YOUR SOLIN GENERATED RECIPE
Flaky Teriyaki Salmon with Roasted Asparagus
Enjoy a beautifully flaky salmon fillet glazed with a light teriyaki sauce, paired with perfectly roasted asparagus spears for a balanced, savory meal that's as satisfying as it is nutritious.
INGREDIENTS
5 ounces Salmon Fillet (Wild Atlantic)
1 cup chopped Asparagus
1 tablespoon Low Sodium Teriyaki Sauce
1 teaspoon Olive Oil
Salt and Pepper to taste
PREPARATION
Preheat your oven to 425°F.
On a baking sheet, toss the chopped asparagus with olive oil, salt, and pepper until evenly coated.
Roast the asparagus in the oven for 10-12 minutes or until tender and slightly crispy.
While the asparagus is roasting, pat the salmon dry with paper towels and season lightly with salt and pepper.
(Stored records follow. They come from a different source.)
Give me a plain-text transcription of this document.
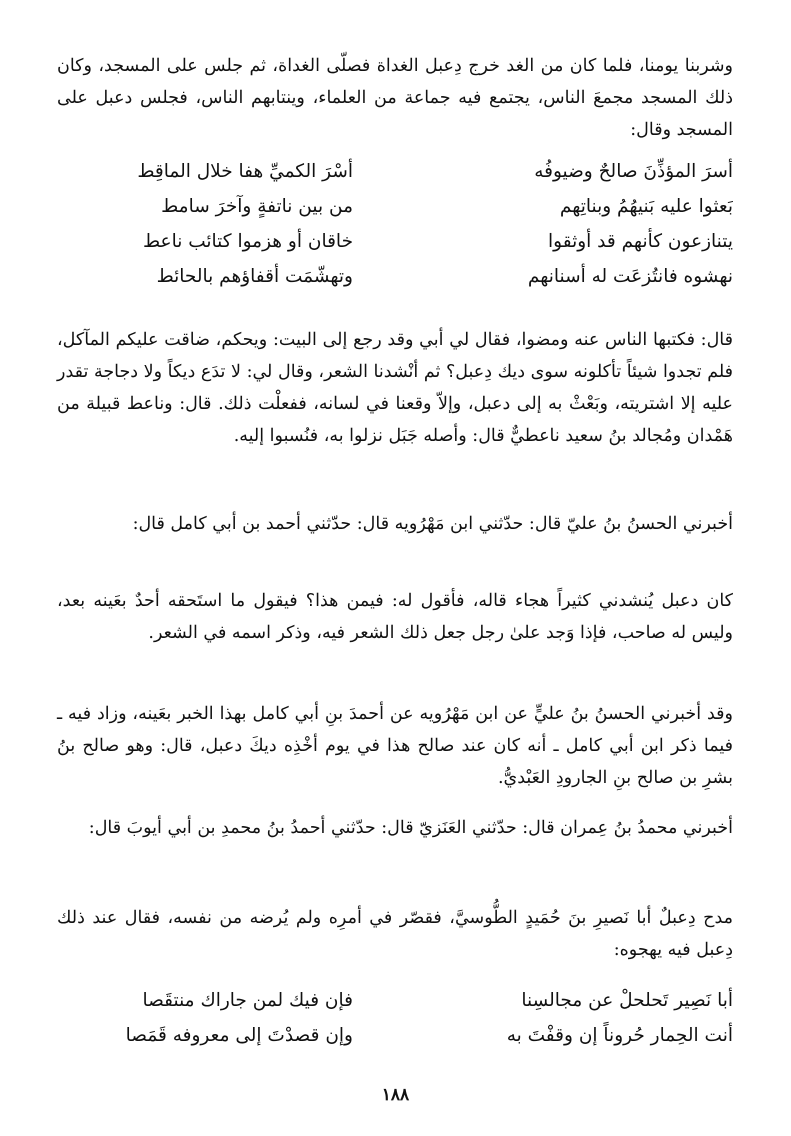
وشربنا يومنا، فلما كان من الغد خرج دِعبل الغداة فصلّى الغداة، ثم جلس على المسجد، وكان ذلك المسجد مجمعَ الناس، يجتمع فيه جماعة من العلماء، وينتابهم الناس، فجلس دعبل على المسجد وقال:

أسرَ المؤذِّنَ صالحٌ وضيوفُه
أسْرَ الكميِّ هفا خلال الماقِط
بَعثوا عليه بَنيهُمُ وبناتِهم
من بين ناتفةٍ وآخرَ سامط
يتنازعون كأنهم قد أوثقوا
خاقان أو هزموا كتائب ناعط
نهشوه فانتُزعَت له أسنانهم
وتهشّمَت أقفاؤهم بالحائط

قال: فكتبها الناس عنه ومضوا، فقال لي أبي وقد رجع إلى البيت: ويحكم، ضاقت عليكم المآكل، فلم تجدوا شيئاً تأكلونه سوى ديك دِعبل؟ ثم أنْشدنا الشعر، وقال لي: لا تدَع ديكاً ولا دجاجة تقدر عليه إلا اشتريته، وبَعْثْ به إلى دعبل، وإلاّ وقعنا في لسانه، ففعلْت ذلك. قال: وناعط قبيلة من هَمْدان ومُجالد بنُ سعيد ناعطيٌّ قال: وأصله جَبَل نزلوا به، فنُسبوا إليه.

أخبرني الحسنُ بنُ عليّ قال: حدّثني ابن مَهْرُويه قال: حدّثني أحمد بن أبي كامل قال:

كان دعبل يُنشدني كثيراً هجاء قاله، فأقول له: فيمن هذا؟ فيقول ما استَحقه أحدٌ بعَينه بعد، وليس له صاحب، فإذا وَجد علىٰ رجل جعل ذلك الشعر فيه، وذكر اسمه في الشعر.

وقد أخبرني الحسنُ بنُ عليٍّ عن ابن مَهْرُويه عن أحمدَ بنِ أبي كامل بهذا الخبر بعَينه، وزاد فيه ـ فيما ذكر ابن أبي كامل ـ أنه كان عند صالح هذا في يوم أخْذِه ديكَ دعبل، قال: وهو صالح بنُ بشرِ بن صالح بنِ الجارودِ العَبْديُّ.

أخبرني محمدُ بنُ عِمران قال: حدّثني العَنَزيّ قال: حدّثني أحمدُ بنُ محمدِ بن أبي أيوبَ قال:

مدح دِعبلٌ أبا نَصيرِ بنَ حُمَيدٍ الطُّوسيَّ، فقصّر في أمرِه ولم يُرضه من نفسه، فقال عند ذلك دِعبل فيه يهجوه:

أبا نَصِير تَحلحلْ عن مجالسِنا
فإن فيك لمن جاراك منتقَصا
أنت الحِمار حُروناً إن وقفْتَ به
وإن قصدْتَ إلى معروفه قَمَصا
١٨٨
Heat a non-stick skillet over medium-high heat and place the salmon, skin side down if applicable, cooking for about 3-4 minutes until a golden crust forms.
Flip the salmon and reduce the heat to medium. Drizzle the teriyaki sauce over the fillet and allow it to glaze the fish as it cooks for an additional 3-4 minutes, or until it reaches your desired doneness.
Plate the glazed salmon alongside the roasted asparagus and serve immediately.